While an interesting technical step forward, the fundamental embrace of true, big-R customer Relationships is still missing. The product, the presentation, the glossy online video demo — it’s not about the Customer — it’s all about how the two fictional sales reps are closing the next deal

Indeed. It’s still a tool sold to empower businesses to “take on” their customers, to get to know as much as they can about them, so that they can sell to them, better.

Not that there is anything wrong with that, of course.

But it’s not just a technical step forward. Look, CRM 1.0 was all about building silos. Actually, about connecting multiple company siloes and merging them into a single one. An intra-company bible of everything the company knows about the customer.

Which isn’t much, really, but you would wait a long time before a CRM vendor would admit that. Or the company itself, for that matter.
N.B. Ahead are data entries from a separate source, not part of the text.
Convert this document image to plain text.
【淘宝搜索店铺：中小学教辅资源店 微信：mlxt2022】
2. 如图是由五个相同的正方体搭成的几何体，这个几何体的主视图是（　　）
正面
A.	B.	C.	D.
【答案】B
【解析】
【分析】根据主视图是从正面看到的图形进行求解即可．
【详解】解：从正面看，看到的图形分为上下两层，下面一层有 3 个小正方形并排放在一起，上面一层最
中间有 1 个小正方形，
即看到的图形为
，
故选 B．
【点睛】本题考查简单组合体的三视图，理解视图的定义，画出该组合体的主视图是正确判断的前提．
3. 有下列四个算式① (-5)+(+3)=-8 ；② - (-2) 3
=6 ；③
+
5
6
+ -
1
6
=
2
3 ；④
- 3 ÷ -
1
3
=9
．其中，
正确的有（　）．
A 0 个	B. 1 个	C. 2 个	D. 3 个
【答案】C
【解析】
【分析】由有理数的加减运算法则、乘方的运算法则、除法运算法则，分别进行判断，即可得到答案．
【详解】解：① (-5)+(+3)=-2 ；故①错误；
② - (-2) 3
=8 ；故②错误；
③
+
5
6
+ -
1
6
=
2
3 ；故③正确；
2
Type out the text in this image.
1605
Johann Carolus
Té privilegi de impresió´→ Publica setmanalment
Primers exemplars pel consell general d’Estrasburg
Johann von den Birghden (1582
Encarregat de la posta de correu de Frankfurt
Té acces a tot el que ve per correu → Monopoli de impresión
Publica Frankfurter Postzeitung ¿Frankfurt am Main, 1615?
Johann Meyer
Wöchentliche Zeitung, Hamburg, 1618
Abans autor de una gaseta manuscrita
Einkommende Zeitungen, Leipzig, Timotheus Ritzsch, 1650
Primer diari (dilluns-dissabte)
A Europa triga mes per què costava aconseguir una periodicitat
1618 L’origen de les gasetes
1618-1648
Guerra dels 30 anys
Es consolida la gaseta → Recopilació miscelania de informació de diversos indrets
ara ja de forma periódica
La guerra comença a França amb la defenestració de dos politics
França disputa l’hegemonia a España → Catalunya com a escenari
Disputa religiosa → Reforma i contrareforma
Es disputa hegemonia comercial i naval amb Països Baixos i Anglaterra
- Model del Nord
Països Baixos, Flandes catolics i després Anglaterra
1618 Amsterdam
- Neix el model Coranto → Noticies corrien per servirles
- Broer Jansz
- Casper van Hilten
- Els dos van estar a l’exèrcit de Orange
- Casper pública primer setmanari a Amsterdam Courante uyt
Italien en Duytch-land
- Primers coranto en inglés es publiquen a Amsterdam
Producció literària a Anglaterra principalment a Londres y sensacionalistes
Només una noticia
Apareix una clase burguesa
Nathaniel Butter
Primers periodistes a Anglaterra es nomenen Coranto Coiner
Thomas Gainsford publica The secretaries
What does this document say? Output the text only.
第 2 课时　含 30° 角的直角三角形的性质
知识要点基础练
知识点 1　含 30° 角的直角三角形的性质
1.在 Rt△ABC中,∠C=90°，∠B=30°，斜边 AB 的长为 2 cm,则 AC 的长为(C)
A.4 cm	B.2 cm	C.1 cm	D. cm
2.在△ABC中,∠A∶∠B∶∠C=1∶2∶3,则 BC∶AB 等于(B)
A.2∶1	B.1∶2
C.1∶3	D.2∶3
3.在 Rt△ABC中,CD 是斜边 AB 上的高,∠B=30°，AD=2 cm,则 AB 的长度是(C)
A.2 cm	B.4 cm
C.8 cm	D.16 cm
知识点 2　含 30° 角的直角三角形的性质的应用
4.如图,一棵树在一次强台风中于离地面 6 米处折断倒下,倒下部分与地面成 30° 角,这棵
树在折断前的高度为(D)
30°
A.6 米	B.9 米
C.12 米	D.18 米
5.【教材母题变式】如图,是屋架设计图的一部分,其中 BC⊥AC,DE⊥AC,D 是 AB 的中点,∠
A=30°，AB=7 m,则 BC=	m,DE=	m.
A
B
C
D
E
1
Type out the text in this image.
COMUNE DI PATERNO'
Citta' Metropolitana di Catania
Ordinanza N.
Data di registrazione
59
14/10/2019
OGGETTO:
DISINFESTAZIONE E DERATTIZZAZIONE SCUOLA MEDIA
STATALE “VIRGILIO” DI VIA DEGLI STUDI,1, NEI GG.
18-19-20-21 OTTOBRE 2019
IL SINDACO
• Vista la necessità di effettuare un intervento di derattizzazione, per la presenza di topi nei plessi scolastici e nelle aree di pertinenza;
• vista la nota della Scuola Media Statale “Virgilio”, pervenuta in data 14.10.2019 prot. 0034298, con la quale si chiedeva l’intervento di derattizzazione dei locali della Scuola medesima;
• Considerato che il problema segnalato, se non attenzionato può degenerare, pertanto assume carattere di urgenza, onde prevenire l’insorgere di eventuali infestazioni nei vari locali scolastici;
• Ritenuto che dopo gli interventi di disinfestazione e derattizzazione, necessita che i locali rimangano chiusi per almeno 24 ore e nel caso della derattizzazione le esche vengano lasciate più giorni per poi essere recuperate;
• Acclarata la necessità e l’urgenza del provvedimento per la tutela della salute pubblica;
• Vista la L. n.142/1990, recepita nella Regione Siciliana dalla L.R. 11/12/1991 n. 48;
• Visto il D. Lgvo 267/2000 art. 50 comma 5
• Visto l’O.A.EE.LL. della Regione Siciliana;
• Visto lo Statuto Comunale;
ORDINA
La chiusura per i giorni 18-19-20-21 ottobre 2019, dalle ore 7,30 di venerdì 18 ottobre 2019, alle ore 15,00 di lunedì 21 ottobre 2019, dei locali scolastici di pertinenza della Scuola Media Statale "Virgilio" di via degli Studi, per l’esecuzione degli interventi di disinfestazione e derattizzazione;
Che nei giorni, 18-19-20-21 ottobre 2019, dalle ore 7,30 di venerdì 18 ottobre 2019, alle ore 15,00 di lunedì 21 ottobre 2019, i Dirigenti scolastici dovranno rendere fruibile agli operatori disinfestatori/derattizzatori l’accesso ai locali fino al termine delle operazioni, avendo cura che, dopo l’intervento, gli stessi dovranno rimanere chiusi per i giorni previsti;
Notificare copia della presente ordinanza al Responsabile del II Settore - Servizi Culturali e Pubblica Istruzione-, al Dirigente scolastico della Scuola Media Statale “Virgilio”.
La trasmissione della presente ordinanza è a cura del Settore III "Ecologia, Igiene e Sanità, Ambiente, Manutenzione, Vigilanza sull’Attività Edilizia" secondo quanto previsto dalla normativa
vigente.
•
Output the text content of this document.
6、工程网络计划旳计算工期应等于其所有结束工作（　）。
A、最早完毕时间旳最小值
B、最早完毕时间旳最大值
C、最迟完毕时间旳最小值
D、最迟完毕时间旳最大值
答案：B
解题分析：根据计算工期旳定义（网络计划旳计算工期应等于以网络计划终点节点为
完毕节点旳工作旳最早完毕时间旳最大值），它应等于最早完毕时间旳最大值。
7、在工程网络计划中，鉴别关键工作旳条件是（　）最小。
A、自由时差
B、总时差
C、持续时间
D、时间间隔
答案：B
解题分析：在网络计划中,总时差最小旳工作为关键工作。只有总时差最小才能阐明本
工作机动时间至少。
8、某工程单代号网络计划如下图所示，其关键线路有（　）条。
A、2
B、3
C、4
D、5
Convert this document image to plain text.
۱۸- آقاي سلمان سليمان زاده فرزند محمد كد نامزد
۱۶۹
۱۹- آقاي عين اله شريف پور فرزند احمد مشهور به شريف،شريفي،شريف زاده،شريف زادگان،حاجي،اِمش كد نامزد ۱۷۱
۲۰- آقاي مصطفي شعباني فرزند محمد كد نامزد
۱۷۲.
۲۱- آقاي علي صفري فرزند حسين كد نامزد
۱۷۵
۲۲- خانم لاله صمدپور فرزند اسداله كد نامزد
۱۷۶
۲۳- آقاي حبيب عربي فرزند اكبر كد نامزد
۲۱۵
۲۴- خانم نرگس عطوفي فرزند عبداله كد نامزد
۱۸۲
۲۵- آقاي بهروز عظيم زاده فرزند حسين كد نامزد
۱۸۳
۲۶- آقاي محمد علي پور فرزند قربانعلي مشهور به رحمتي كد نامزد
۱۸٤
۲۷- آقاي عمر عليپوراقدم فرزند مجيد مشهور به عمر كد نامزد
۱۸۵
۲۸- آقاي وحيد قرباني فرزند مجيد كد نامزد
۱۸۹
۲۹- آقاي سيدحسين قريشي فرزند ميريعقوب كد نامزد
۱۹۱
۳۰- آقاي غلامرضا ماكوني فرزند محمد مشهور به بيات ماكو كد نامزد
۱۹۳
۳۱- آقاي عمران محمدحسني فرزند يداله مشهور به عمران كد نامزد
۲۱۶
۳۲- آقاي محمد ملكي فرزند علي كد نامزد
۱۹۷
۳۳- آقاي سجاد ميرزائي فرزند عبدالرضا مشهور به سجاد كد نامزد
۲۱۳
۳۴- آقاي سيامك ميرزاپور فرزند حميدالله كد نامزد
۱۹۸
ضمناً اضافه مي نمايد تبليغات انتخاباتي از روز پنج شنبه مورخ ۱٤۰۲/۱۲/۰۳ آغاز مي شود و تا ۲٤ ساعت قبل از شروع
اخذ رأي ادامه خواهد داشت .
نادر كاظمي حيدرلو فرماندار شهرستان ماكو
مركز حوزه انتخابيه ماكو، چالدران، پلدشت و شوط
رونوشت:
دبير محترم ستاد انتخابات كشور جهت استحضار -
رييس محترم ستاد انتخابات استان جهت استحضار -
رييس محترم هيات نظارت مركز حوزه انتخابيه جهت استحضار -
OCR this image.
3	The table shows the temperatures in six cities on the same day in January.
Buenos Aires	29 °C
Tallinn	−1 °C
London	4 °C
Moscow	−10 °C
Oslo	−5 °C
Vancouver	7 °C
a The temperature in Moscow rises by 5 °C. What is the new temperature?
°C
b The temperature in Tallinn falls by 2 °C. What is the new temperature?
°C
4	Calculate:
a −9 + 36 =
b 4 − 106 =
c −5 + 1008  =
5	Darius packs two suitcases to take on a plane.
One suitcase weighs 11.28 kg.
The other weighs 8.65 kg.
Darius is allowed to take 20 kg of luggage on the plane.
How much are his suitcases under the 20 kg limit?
That businesses now realize there is a world around them, full of information and interactions that are relevant to their business, is huge. No dancing around that. Opening up that big CRM silo and mashing it with outside bits and bytes amounts to a small revolution. Let me re-play the second bullet from Larry Dignan’s post:

  • Can incorporate information such as contacts from iGoogle or MyYahoo. Other sites can be added via RSS.

Yes, it’s the on-demand version of Oracle CRM, and the on-site users might wait a bit before Oracle hits them with Web 2.0 goodness. On-Demand is supposed to be sexy, after all. It has to. But still: this is no small feat. The hierarchies, the business rules, the workflows written in stone; all that is getting disrupted by this innocuously looking feature.

Once you let the devil in, there is no going back.

I believe Oracle will not lead the CRM 2.0 wave. Not because of their product legacy, not because of their customer legacy. And primarily not because CRM 2.0 won’t be a shrink-wrapped product but rather a loose collection of rather cheap yet very effective tools: company blogs that promote actual human contact between the organization and its customers, wikis that let the company innovate with, not only for, its customers, etc. You know the drill.

Still, it’s heart-warming (yes, about time we sing Kumbaya) to see actual progress done by the software behemoth. And it provides some clues about acceptance of Web 2.0 mindset by large organizations. May that be a sign of good things to come.